Edith Peard, a violin and piano teacher of Robb Street, Essendon, grew up in the north-east of Victoria. In search of the means by which Edith developed her musical abilities, I was able access recently a book called A History of Greta by Samuel Edward Ellis, whose family farm and post office were not far away from the Peard general store in Greta.  The following details have been extracted from Ellis's book, and the webpage about Edith's career has been duly updated.  You can see it on the Time Travellers website.

Part of the Parish Plan of Greta, included in A History of Greta, by S E Ellis, North Eastern Historical Society,
Kilmore. 1972. The Township of Hanson, the small dark area at the bottom of the plan later became the main Greta township.  The surveyed Township of Greta on the top left of the plan became known as Greta West.  The Kellys lived at Greta West, while the Peards lived at the new Greta.

A detail of the Greta Parish Plan above showing the original Township of Hanson in Section XIV. 
Samuel Edward Ellis, who wrote A History of Greta, was born in 1873 at Greta where his parents Thomas and Annie Ellis farmed and conducted the first Post Office.  Their farm can be seen on the first plan of Greta above,  to the south east of the township, just below Section IX. 

The first post office was at Mr Ellis' farm, about a mile and a half east of the township.  The mails were at first carried by horsemen to and from Oxley.  When the NE railway was completed in 1873 the mails were then taken to Glenrowan (Rowan's Gap).  In 1888 the post office was moved to the part of Greta called Hanson  Wm Peard had set up a store at this site on the Greta-Wangaratta road about ten years previously.  He sold his business to W Carmichael, who took over the post office. (Ellis, page 17)
 The centre of the parish of Greta kept shifting according to the activity in the parish and four areas were variously known as Greta.  The original surveyed township of Greta became Greta West, while the Township of Hanson became Greta.  There was also Hanson South and Greta South in the vicinity.   

The first school in the district was a board school at Hanson, which began in 1870.  A government school was established there in 1877.   When the Greta Post Office moved to Hanson to a site near the Hanson School in 1888, to avoid confusion the school was renamed Greta School, and the Greta School established in 1883 in the Greta Township, was named Greta West.
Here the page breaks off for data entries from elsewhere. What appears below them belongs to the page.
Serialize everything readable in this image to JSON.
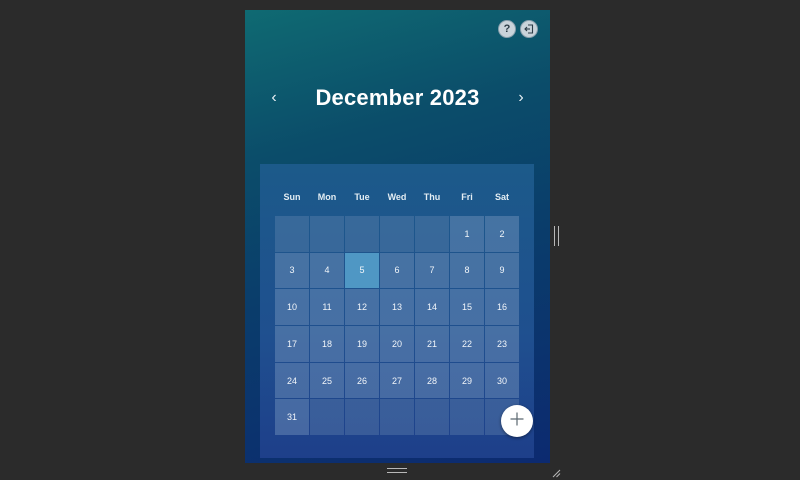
{
  "toolbar": {
    "help_label": "?",
    "help_icon": "help-icon",
    "exit_icon": "exit-icon"
  },
  "calendar": {
    "month_title": "December 2023",
    "prev_label": "‹",
    "next_label": "›",
    "weekdays": [
      "Sun",
      "Mon",
      "Tue",
      "Wed",
      "Thu",
      "Fri",
      "Sat"
    ],
    "days": [
      "",
      "",
      "",
      "",
      "",
      "1",
      "2",
      "3",
      "4",
      "5",
      "6",
      "7",
      "8",
      "9",
      "10",
      "11",
      "12",
      "13",
      "14",
      "15",
      "16",
      "17",
      "18",
      "19",
      "20",
      "21",
      "22",
      "23",
      "24",
      "25",
      "26",
      "27",
      "28",
      "29",
      "30",
      "31",
      "",
      "",
      "",
      "",
      "",
      ""
    ],
    "today": "5"
  },
  "fab": {
    "icon": "plus-icon"
  },
  "colors": {
    "background": "#2b2b2b",
    "today_highlight": "#4f97c4",
    "panel": "#1f4f8f"
  }
}
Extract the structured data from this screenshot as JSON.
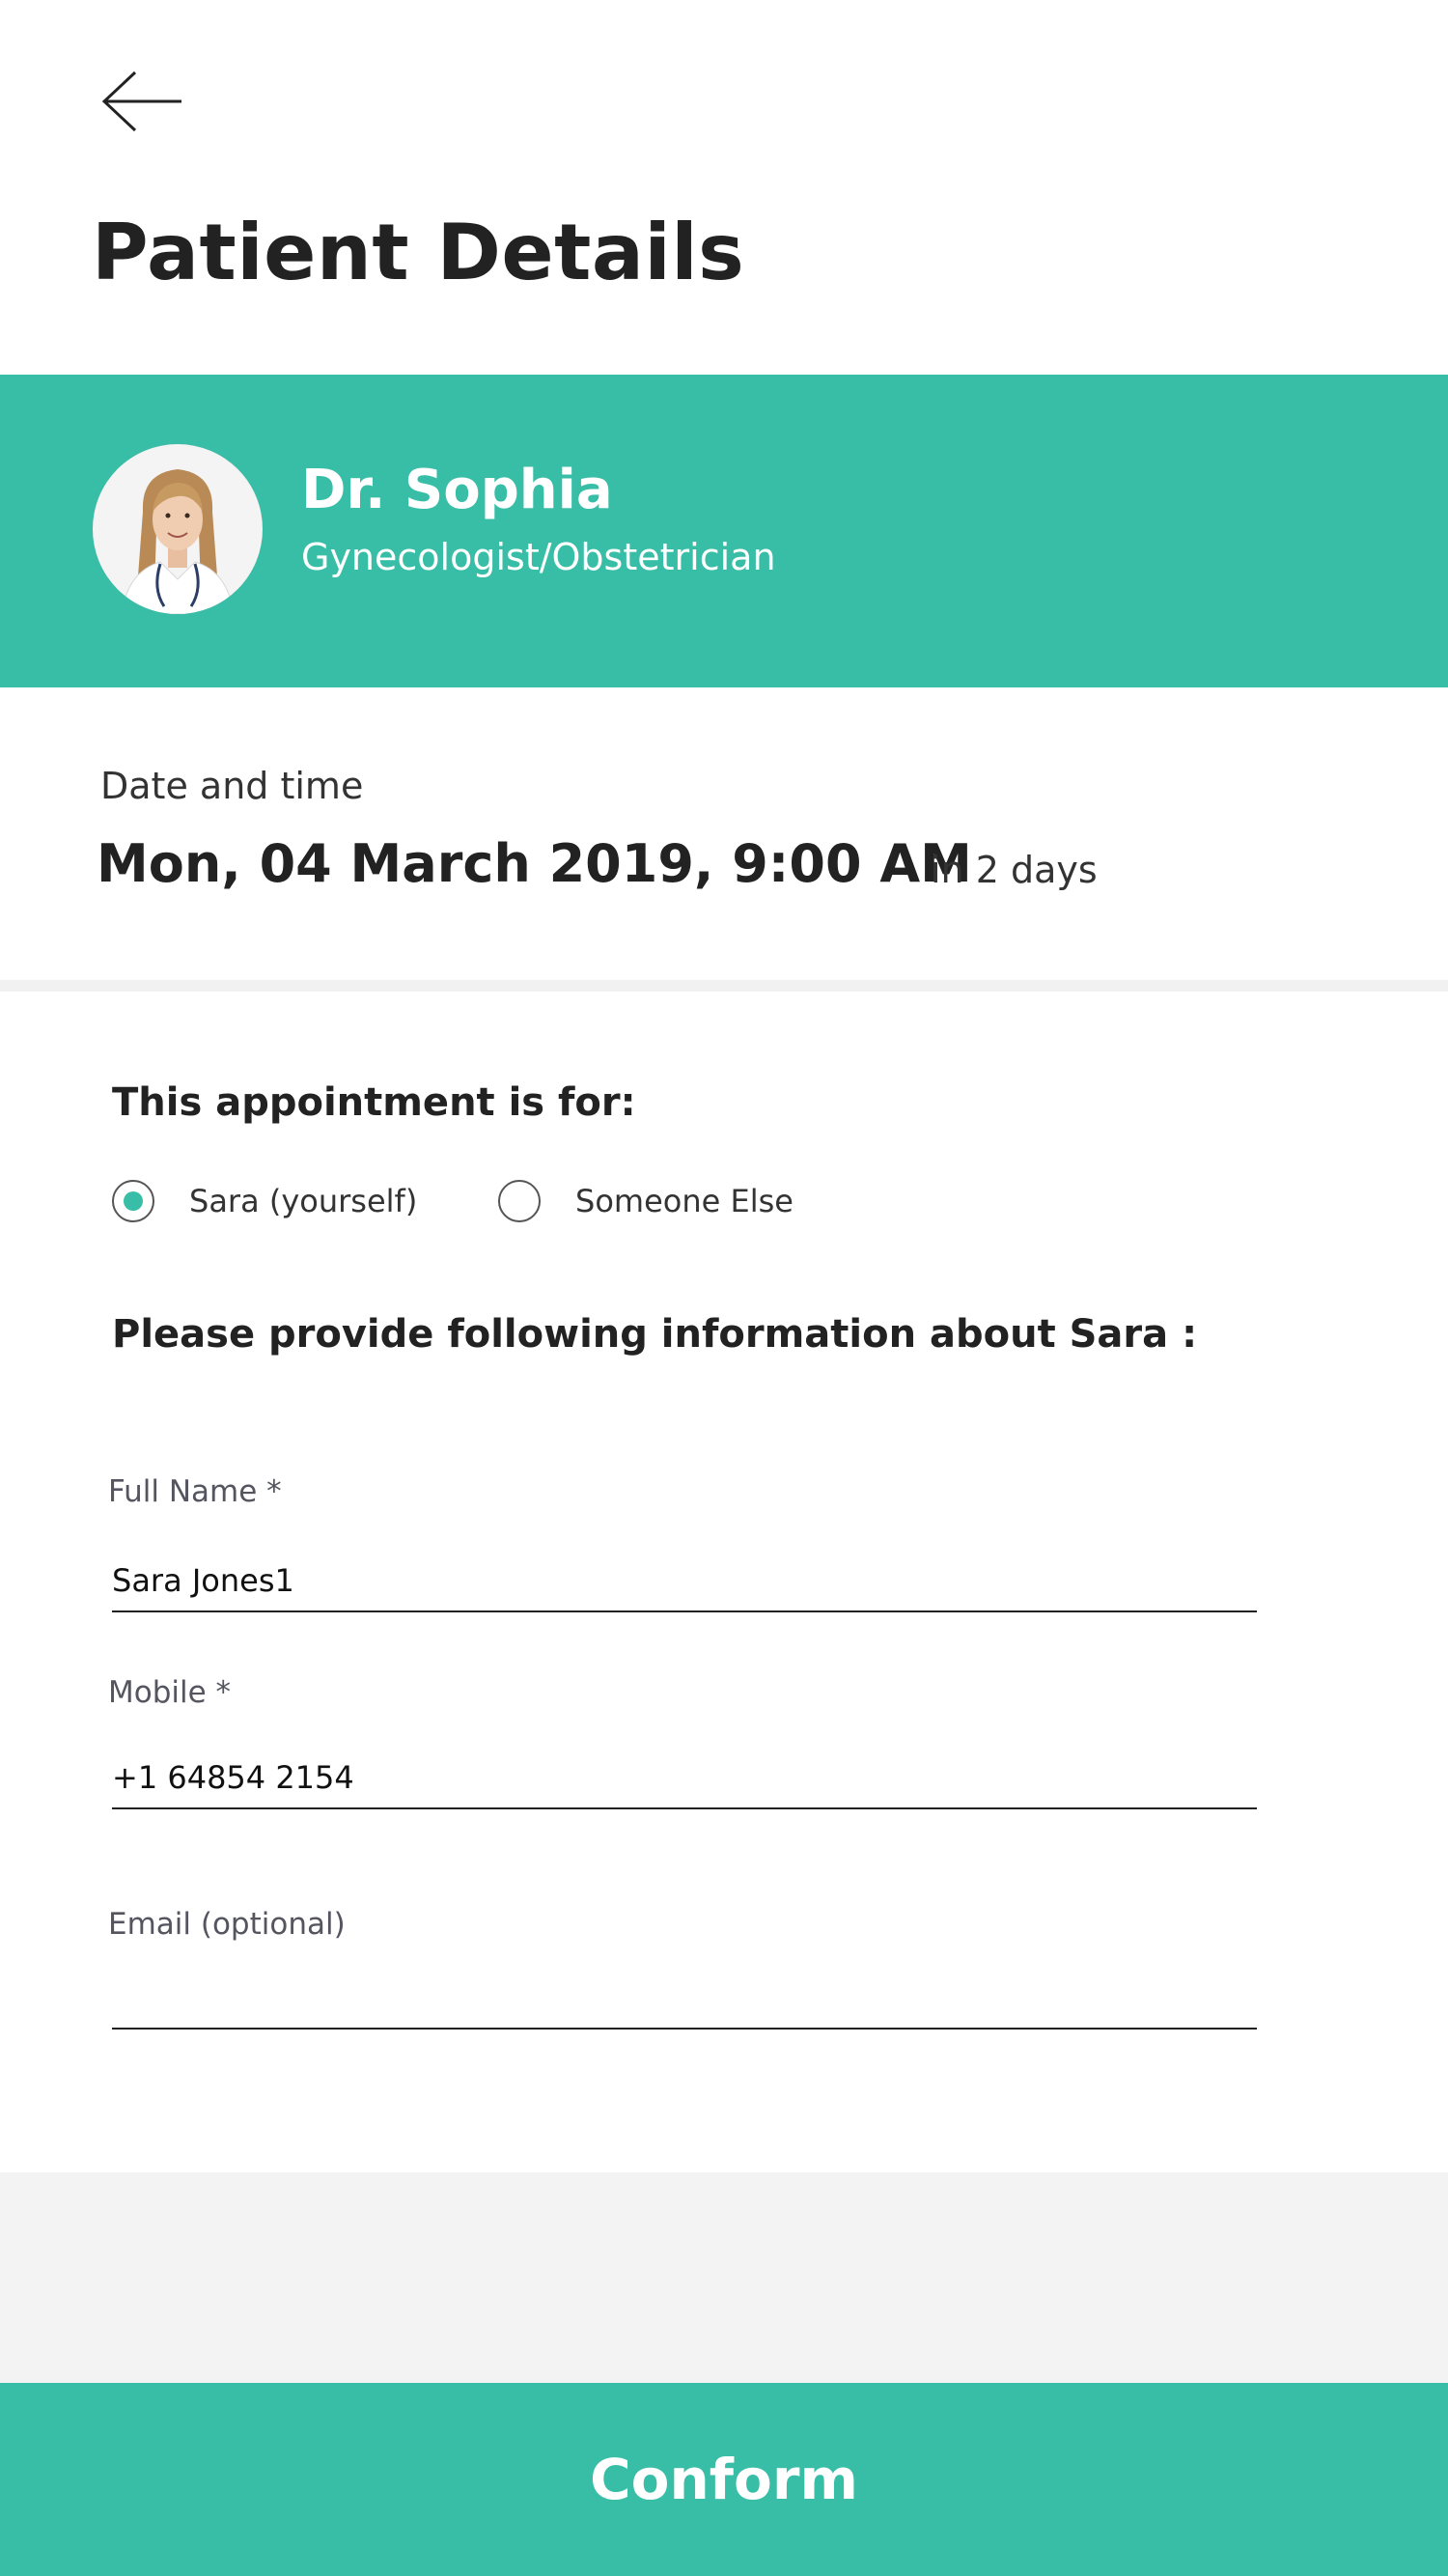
{
  "header": {
    "back_icon": "arrow-left-icon",
    "title": "Patient Details"
  },
  "doctor": {
    "avatar_icon": "doctor-avatar",
    "name": "Dr. Sophia",
    "specialty": "Gynecologist/Obstetrician"
  },
  "appointment": {
    "label": "Date and time",
    "datetime": "Mon, 04 March 2019, 9:00 AM",
    "relative": "in 2 days"
  },
  "patient_choice": {
    "heading": "This appointment is for:",
    "options": [
      {
        "label": "Sara (yourself)",
        "selected": true
      },
      {
        "label": "Someone Else",
        "selected": false
      }
    ]
  },
  "form": {
    "heading": "Please provide following information about Sara :",
    "full_name": {
      "label": "Full Name *",
      "value": "Sara Jones1"
    },
    "mobile": {
      "label": "Mobile *",
      "value": "+1 64854 2154"
    },
    "email": {
      "label": "Email (optional)",
      "value": ""
    }
  },
  "footer": {
    "confirm_label": "Conform"
  },
  "colors": {
    "accent": "#38bea7",
    "text": "#222222",
    "footer_bg": "#f3f3f3"
  }
}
In 1882 a new Head Teacher arrived at the Greta School. Herbert Bennett Williamson had been born in Chiltern in 1860, so was 22 on taking up his post at Greta.   He had taken up his first post as a teacher in 1876 at the age of 16,  passing his matriculation examinations at the end of that year.  Samuel Ellis says of him:    
"Mr R C B McDonald was succeeded in 1882 by Mr H B Williamson - a fine teacher and an enthusiastic photographer  There were no short cuts in those days, no hand cameras or prepared reels of film.  The amateur had to expose his negative plates and develop them in a dark room as well as print and fix his photographs.  He was the first cyclist in the district and rode the iron tyred "boneshaker" as well as the tall "kangaroo" or "penny-farthing".  He was also a keen botanist, and at the time of his death was recognised throughout Australia as one of the leading botanists". (Ellis, p 18).

Greta School about 1880.  Samuel Ellis is arrowed at front left. The Peard children are probably all in this photo.
(Ellis, facing page 3).

It seems probable that it was Herbert Williamson who introduced Edith to the violin.  Edith was 13 when Williamson arrived at Greta.  "Mr Williamson, a lover of music as well of cycling and photography, was a teacher of the violin during his residence at Greta". (Ellis p 19.) 

In later years their daughter Kate Dawson, nee Peard, used to say that they knew the Kelly family in Greta, but had no time for them.  Kate Peard and Grace Kelly, a younger sister of Ned, were born in the same year, in 1866.  Peards arrived in Greta in about 1878, at which time the two  girls were aged about 12.  Did they cross paths at the Greta School?  There was no school at Greta West until 1883, so if the Kelly children did attend school, they would have had to walk or ride the four and a half miles to the Hanson/Greta township. Or did the Peards engage a governess to teach the children at home?